Harga minyak mentah Brent sebagai acuan global telah melonjak 18 persen sejak 10 Juni dan menyentuh level tertinggi dalam hampir lima bulan di USD 79,04 per barel pada Kamis.
Jack Ablin, Kepala Investasi Cresset Capital, menambahkan bahwa perkembangan ini menambah tekanan baru pada inflasi global.
“Hal ini menambah lapisan risiko baru yang rumit yang harus kita pertimbangkan dan perhatikan. Hal ini pasti akan berdampak pada harga energi dan berpotensi pada inflasi juga,” ungkapnya.

Pasar Saham Terancam Tekanan, Termasuk IHSG
Eskalasi konflik AS–Iran berpotensi menekan bursa saham, termasuk Indeks Harga Saham Gabungan (IHSG) di Indonesia. Analis Panin Sekuritas, Felix Darmawan, memproyeksikan IHSG akan dibuka melemah pada Senin (23/6), seiring meningkatnya ketidakpastian pasar.
“Secara umum, IHSG berpotensi melemah pada pembukaan perdagangan besok, karena pasar akan mencermati potensi lanjutan dari konflik tersebut, terutama dampaknya ke harga minyak, stabilitas kawasan, serta respons geopolitik negara-negara besar lainnya,” jelasnya.
Felix memprediksi support IHSG berada di level 7.150 dan 7.100, dengan resistance di 7.250–7.300. Namun jika konflik semakin memanas dan memicu arus keluar dana asing, tekanan bisa lebih dalam.
“Di sisi lain, kalau pasar melihat konflik ini cepat mereda dan tidak mengganggu suplai energi global secara langsung, tekanan bisa sedikit terbatas,” imbuhnya.
Permintaan Dolar Naik, Rupiah Tertekan
Konflik juga memicu lonjakan permintaan terhadap dolar AS sebagai aset safe haven. Ekonom CORE Indonesia, Yusuf Rendy Manilet, menjelaskan bahwa hal ini bisa berdampak pada tekanan nilai tukar rupiah.

“Saat permintaan dolar naik dan investor menarik dana dari Indonesia, rupiah tertekan. Pelemahan ini bisa memperparah tekanan inflasi karena biaya impor ikut meningkat, terutama untuk barang-barang strategis seperti pangan dan energi,” ujar Yusuf.
Ia menilai situasi ini menghadirkan dilema kebijakan bagi Bank Indonesia, yang dihadapkan pada kebutuhan menjaga stabilitas rupiah tanpa mengorbankan momentum pemulihan ekonomi.
“Bank Indonesia kemungkinan akan menempuh kebijakan moneter yang lebih ketat untuk menjaga stabilitas nilai tukar dan menahan laju inflasi, meski langkah itu juga bisa mengerem pertumbuhan ekonomi,” tambahnya.

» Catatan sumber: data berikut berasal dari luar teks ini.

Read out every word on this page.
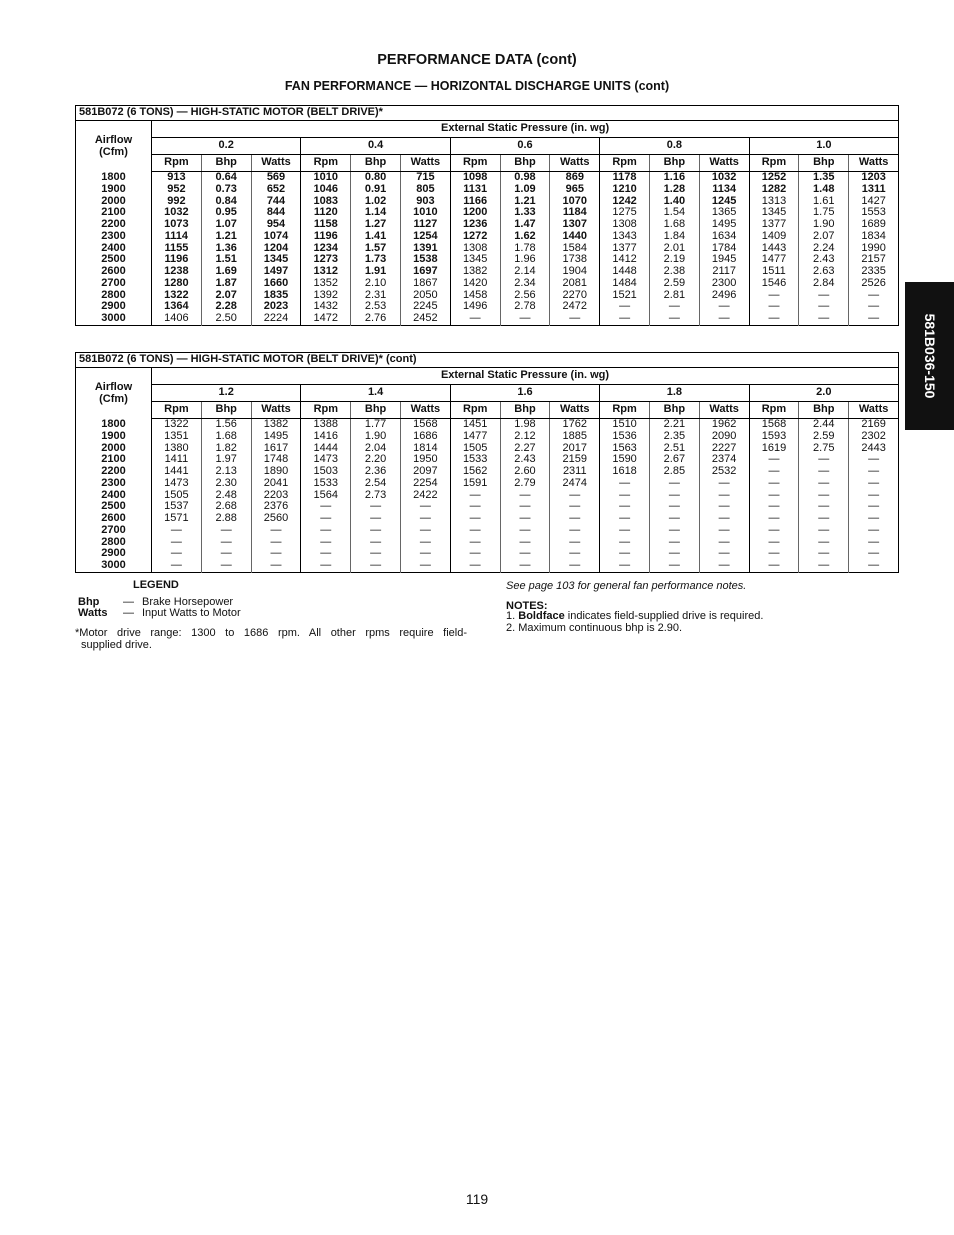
PERFORMANCE DATA (cont)
FAN PERFORMANCE — HORIZONTAL DISCHARGE UNITS (cont)
581B072 (6 TONS) — HIGH-STATIC MOTOR (BELT DRIVE)*															

Airflow
(Cfm)	External Static Pressure (in. wg)														
	0.2			0.4			0.6			0.8			1.0		
	Rpm	Bhp	Watts	Rpm	Bhp	Watts	Rpm	Bhp	Watts	Rpm	Bhp	Watts	Rpm	Bhp	Watts
1800	913	0.64	569	1010	0.80	715	1098	0.98	869	1178	1.16	1032	1252	1.35	1203
1900	952	0.73	652	1046	0.91	805	1131	1.09	965	1210	1.28	1134	1282	1.48	1311
2000	992	0.84	744	1083	1.02	903	1166	1.21	1070	1242	1.40	1245	1313	1.61	1427
2100	1032	0.95	844	1120	1.14	1010	1200	1.33	1184	1275	1.54	1365	1345	1.75	1553
2200	1073	1.07	954	1158	1.27	1127	1236	1.47	1307	1308	1.68	1495	1377	1.90	1689
2300	1114	1.21	1074	1196	1.41	1254	1272	1.62	1440	1343	1.84	1634	1409	2.07	1834
2400	1155	1.36	1204	1234	1.57	1391	1308	1.78	1584	1377	2.01	1784	1443	2.24	1990
2500	1196	1.51	1345	1273	1.73	1538	1345	1.96	1738	1412	2.19	1945	1477	2.43	2157
2600	1238	1.69	1497	1312	1.91	1697	1382	2.14	1904	1448	2.38	2117	1511	2.63	2335
2700	1280	1.87	1660	1352	2.10	1867	1420	2.34	2081	1484	2.59	2300	1546	2.84	2526
2800	1322	2.07	1835	1392	2.31	2050	1458	2.56	2270	1521	2.81	2496	—	—	—
2900	1364	2.28	2023	1432	2.53	2245	1496	2.78	2472	—	—	—	—	—	—
3000	1406	2.50	2224	1472	2.76	2452	—	—	—	—	—	—	—	—	—
581B072 (6 TONS) — HIGH-STATIC MOTOR (BELT DRIVE)* (cont)															

Airflow
(Cfm)	External Static Pressure (in. wg)														
	1.2			1.4			1.6			1.8			2.0		
	Rpm	Bhp	Watts	Rpm	Bhp	Watts	Rpm	Bhp	Watts	Rpm	Bhp	Watts	Rpm	Bhp	Watts
1800	1322	1.56	1382	1388	1.77	1568	1451	1.98	1762	1510	2.21	1962	1568	2.44	2169
1900	1351	1.68	1495	1416	1.90	1686	1477	2.12	1885	1536	2.35	2090	1593	2.59	2302
2000	1380	1.82	1617	1444	2.04	1814	1505	2.27	2017	1563	2.51	2227	1619	2.75	2443
2100	1411	1.97	1748	1473	2.20	1950	1533	2.43	2159	1590	2.67	2374	—	—	—
2200	1441	2.13	1890	1503	2.36	2097	1562	2.60	2311	1618	2.85	2532	—	—	—
2300	1473	2.30	2041	1533	2.54	2254	1591	2.79	2474	—	—	—	—	—	—
2400	1505	2.48	2203	1564	2.73	2422	—	—	—	—	—	—	—	—	—
2500	1537	2.68	2376	—	—	—	—	—	—	—	—	—	—	—	—
2600	1571	2.88	2560	—	—	—	—	—	—	—	—	—	—	—	—
2700	—	—	—	—	—	—	—	—	—	—	—	—	—	—	—
2800	—	—	—	—	—	—	—	—	—	—	—	—	—	—	—
2900	—	—	—	—	—	—	—	—	—	—	—	—	—	—	—
3000	—	—	—	—	—	—	—	—	—	—	—	—	—	—	—
581B036-150
LEGEND
Bhp — Brake Horsepower
Watts — Input Watts to Motor
*Motor drive range: 1300 to 1686 rpm. All other rpms require field-
supplied drive.
See page 103 for general fan performance notes.
NOTES:
1. Boldface indicates field-supplied drive is required.
2. Maximum continuous bhp is 2.90.
119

Investor Beralih ke Aset Aman: Emas dan Dolar
Ketegangan geopolitik mendorong investor memburu aset lindung nilai seperti emas. Direktur PT Laba Forexindo Berjangka, Ibrahim Assuaibi, memperkirakan harga emas dunia akan melonjak tajam.

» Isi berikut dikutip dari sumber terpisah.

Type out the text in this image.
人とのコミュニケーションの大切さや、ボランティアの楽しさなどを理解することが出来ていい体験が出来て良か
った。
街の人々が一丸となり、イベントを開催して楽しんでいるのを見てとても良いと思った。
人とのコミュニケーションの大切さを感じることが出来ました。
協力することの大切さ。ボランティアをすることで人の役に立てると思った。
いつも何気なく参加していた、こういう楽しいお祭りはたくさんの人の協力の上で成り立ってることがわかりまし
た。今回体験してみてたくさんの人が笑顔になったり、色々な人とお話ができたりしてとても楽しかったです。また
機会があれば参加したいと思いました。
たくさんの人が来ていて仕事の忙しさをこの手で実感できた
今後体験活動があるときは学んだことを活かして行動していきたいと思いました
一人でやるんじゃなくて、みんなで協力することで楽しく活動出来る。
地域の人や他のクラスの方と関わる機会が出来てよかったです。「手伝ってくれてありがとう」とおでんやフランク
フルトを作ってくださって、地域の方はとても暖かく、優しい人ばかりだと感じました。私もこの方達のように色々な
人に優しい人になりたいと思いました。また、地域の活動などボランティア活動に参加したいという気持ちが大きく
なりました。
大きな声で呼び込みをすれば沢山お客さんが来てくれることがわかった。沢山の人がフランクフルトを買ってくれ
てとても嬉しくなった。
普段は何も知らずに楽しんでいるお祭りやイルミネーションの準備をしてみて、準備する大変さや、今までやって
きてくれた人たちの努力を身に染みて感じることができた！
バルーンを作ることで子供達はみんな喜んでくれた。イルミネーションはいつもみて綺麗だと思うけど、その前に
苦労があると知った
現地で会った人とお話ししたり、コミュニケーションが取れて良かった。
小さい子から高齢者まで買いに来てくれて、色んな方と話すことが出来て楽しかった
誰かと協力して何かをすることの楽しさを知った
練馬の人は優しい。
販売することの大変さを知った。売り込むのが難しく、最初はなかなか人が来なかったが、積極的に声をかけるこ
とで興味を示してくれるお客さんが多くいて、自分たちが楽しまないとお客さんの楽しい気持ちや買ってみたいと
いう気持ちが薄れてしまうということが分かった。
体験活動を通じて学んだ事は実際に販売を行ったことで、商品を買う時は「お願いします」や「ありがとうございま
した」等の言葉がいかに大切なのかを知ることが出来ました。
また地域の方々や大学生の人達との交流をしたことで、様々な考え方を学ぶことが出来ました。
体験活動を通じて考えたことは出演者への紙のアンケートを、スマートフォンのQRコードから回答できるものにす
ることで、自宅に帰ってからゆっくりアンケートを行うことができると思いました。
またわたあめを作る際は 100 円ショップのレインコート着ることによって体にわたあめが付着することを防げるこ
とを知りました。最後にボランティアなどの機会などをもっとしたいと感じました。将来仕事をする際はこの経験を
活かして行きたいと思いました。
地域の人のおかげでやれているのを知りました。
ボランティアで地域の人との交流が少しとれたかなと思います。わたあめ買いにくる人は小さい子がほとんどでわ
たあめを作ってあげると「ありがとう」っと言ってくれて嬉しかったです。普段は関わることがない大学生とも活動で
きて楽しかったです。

“Harga emas dunia itu akan melejit tinggi. Kembali ke USD 3.450 per troy ons bahkan bisa mencapai level USD 3.500,” ujar Ibrahim.
Ia juga menilai pelemahan rupiah belum akan seburuk saat pandemi, tetapi tetap signifikan apabila konflik berkembang lebih luas.

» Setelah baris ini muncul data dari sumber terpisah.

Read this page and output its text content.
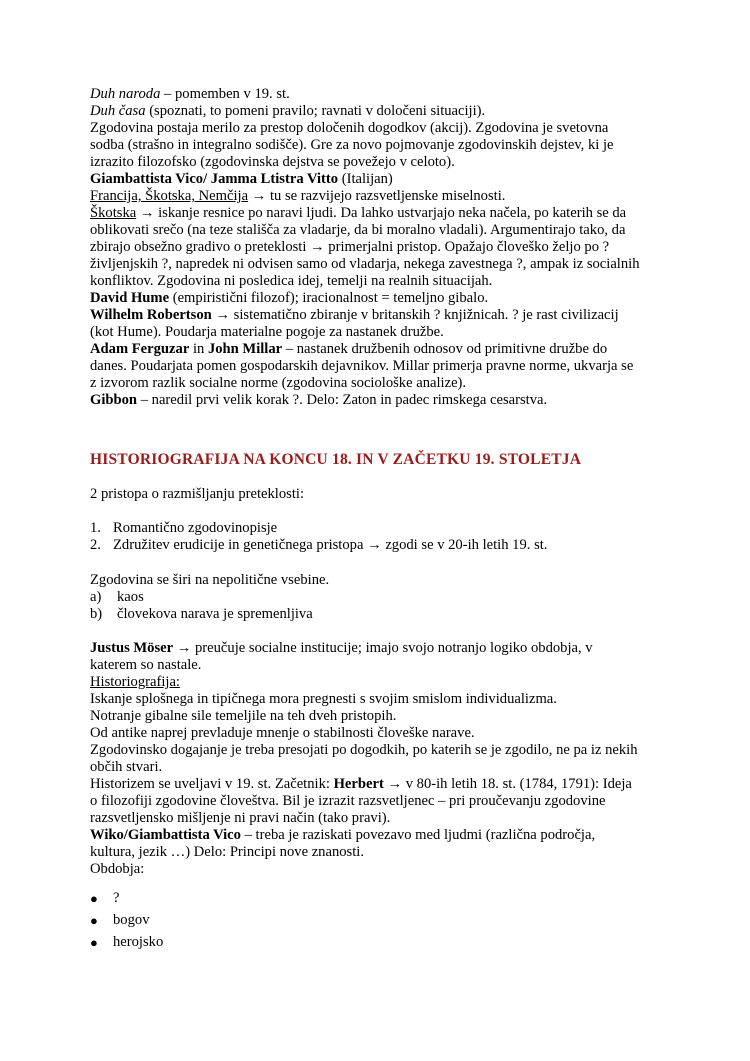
Duh naroda – pomemben v 19. st.
Duh časa (spoznati, to pomeni pravilo; ravnati v določeni situaciji).
Zgodovina postaja merilo za prestop določenih dogodkov (akcij). Zgodovina je svetovna
sodba (strašno in integralno sodišče). Gre za novo pojmovanje zgodovinskih dejstev, ki je
izrazito filozofsko (zgodovinska dejstva se povežejo v celoto).
Giambattista Vico/ Jamma Ltistra Vitto (Italijan)
Francija, Škotska, Nemčija → tu se razvijejo razsvetljenske miselnosti.
Škotska → iskanje resnice po naravi ljudi. Da lahko ustvarjajo neka načela, po katerih se da
oblikovati srečo (na teze stališča za vladarje, da bi moralno vladali). Argumentirajo tako, da
zbirajo obsežno gradivo o preteklosti → primerjalni pristop. Opažajo človeško željo po ?
življenjskih ?, napredek ni odvisen samo od vladarja, nekega zavestnega ?, ampak iz socialnih
konfliktov. Zgodovina ni posledica idej, temelji na realnih situacijah.
David Hume (empiristični filozof); iracionalnost = temeljno gibalo.
Wilhelm Robertson → sistematično zbiranje v britanskih ? knjižnicah. ? je rast civilizacij
(kot Hume). Poudarja materialne pogoje za nastanek družbe.
Adam Ferguzar in John Millar – nastanek družbenih odnosov od primitivne družbe do
danes. Poudarjata pomen gospodarskih dejavnikov. Millar primerja pravne norme, ukvarja se
z izvorom razlik socialne norme (zgodovina sociološke analize).
Gibbon – naredil prvi velik korak ?. Delo: Zaton in padec rimskega cesarstva.
HISTORIOGRAFIJA NA KONCU 18. IN V ZAČETKU 19. STOLETJA
2 pristopa o razmišljanju preteklosti:
1. Romantično zgodovinopisje
2. Združitev erudicije in genetičnega pristopa → zgodi se v 20-ih letih 19. st.
Zgodovina se širi na nepolitične vsebine.
a)	kaos
b)	človekova narava je spremenljiva
Justus Möser → preučuje socialne institucije; imajo svojo notranjo logiko obdobja, v
katerem so nastale.
Historiografija:
Iskanje splošnega in tipičnega mora pregnesti s svojim smislom individualizma.
Notranje gibalne sile temeljile na teh dveh pristopih.
Od antike naprej prevladuje mnenje o stabilnosti človeške narave.
Zgodovinsko dogajanje je treba presojati po dogodkih, po katerih se je zgodilo, ne pa iz nekih
občih stvari.
Historizem se uveljavi v 19. st. Začetnik: Herbert → v 80-ih letih 18. st. (1784, 1791): Ideja
o filozofiji zgodovine človeštva. Bil je izrazit razsvetljenec – pri proučevanju zgodovine
razsvetljensko mišljenje ni pravi način (tako pravi).
Wiko/Giambattista Vico – treba je raziskati povezavo med ljudmi (različna področja,
kultura, jezik …) Delo: Principi nove znanosti.
Obdobja:
●	?
●	bogov
●	herojsko
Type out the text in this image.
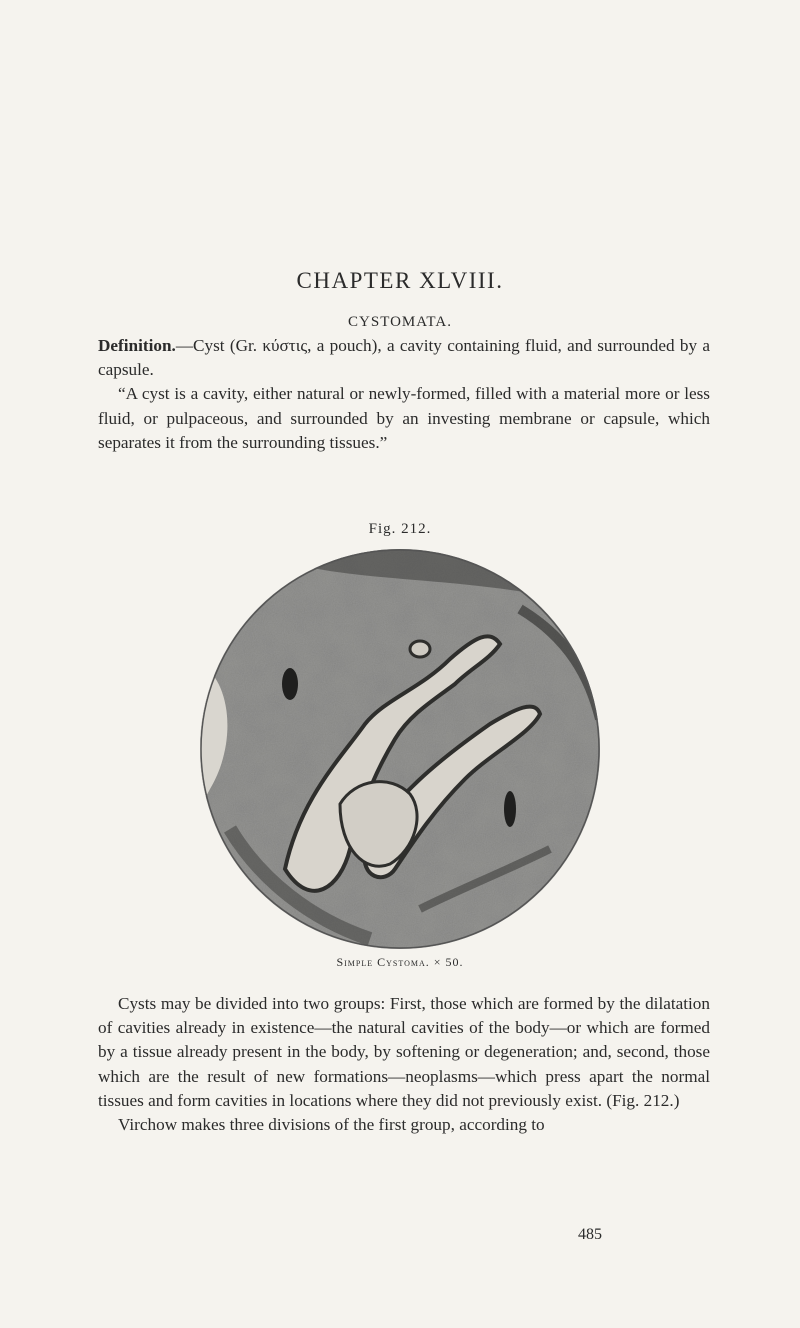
CHAPTER XLVIII.
CYSTOMATA.
Definition.—Cyst (Gr. κύστις, a pouch), a cavity containing fluid, and surrounded by a capsule.
“A cyst is a cavity, either natural or newly-formed, filled with a material more or less fluid, or pulpaceous, and surrounded by an investing membrane or capsule, which separates it from the surrounding tissues.”
Fig. 212.
Simple Cystoma. × 50.
Cysts may be divided into two groups: First, those which are formed by the dilatation of cavities already in existence—the natural cavities of the body—or which are formed by a tissue already present in the body, by softening or degeneration; and, second, those which are the result of new formations—neoplasms—which press apart the normal tissues and form cavities in locations where they did not previously exist. (Fig. 212.)
Virchow makes three divisions of the first group, according to
485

Asia Rentan: Dampak ke Pertumbuhan Ekonomi Kawasan
Pasar Asia dinilai sangat rentan terhadap gejolak energi. Rong Ren Goh, Manajer Portofolio Eastspring Investments Singapura, mengatakan bahwa eskalasi konflik berpotensi menghambat pertumbuhan kawasan.
“Pengeboman AS terhadap fasilitas nuklir Iran menandai eskalasi signifikan dalam konflik Israel–Iran dan memperkenalkan fase baru risiko geopolitik. Konflik yang berlarut-larut meningkatkan risiko gangguan pasokan, yang dapat memicu tekanan inflasi dan membebani ekspektasi pertumbuhan di seluruh kawasan,” ujarnya.
Ia juga memperkirakan terjadi arus modal keluar dari aset berisiko Asia dan peningkatan permintaan terhadap dolar AS.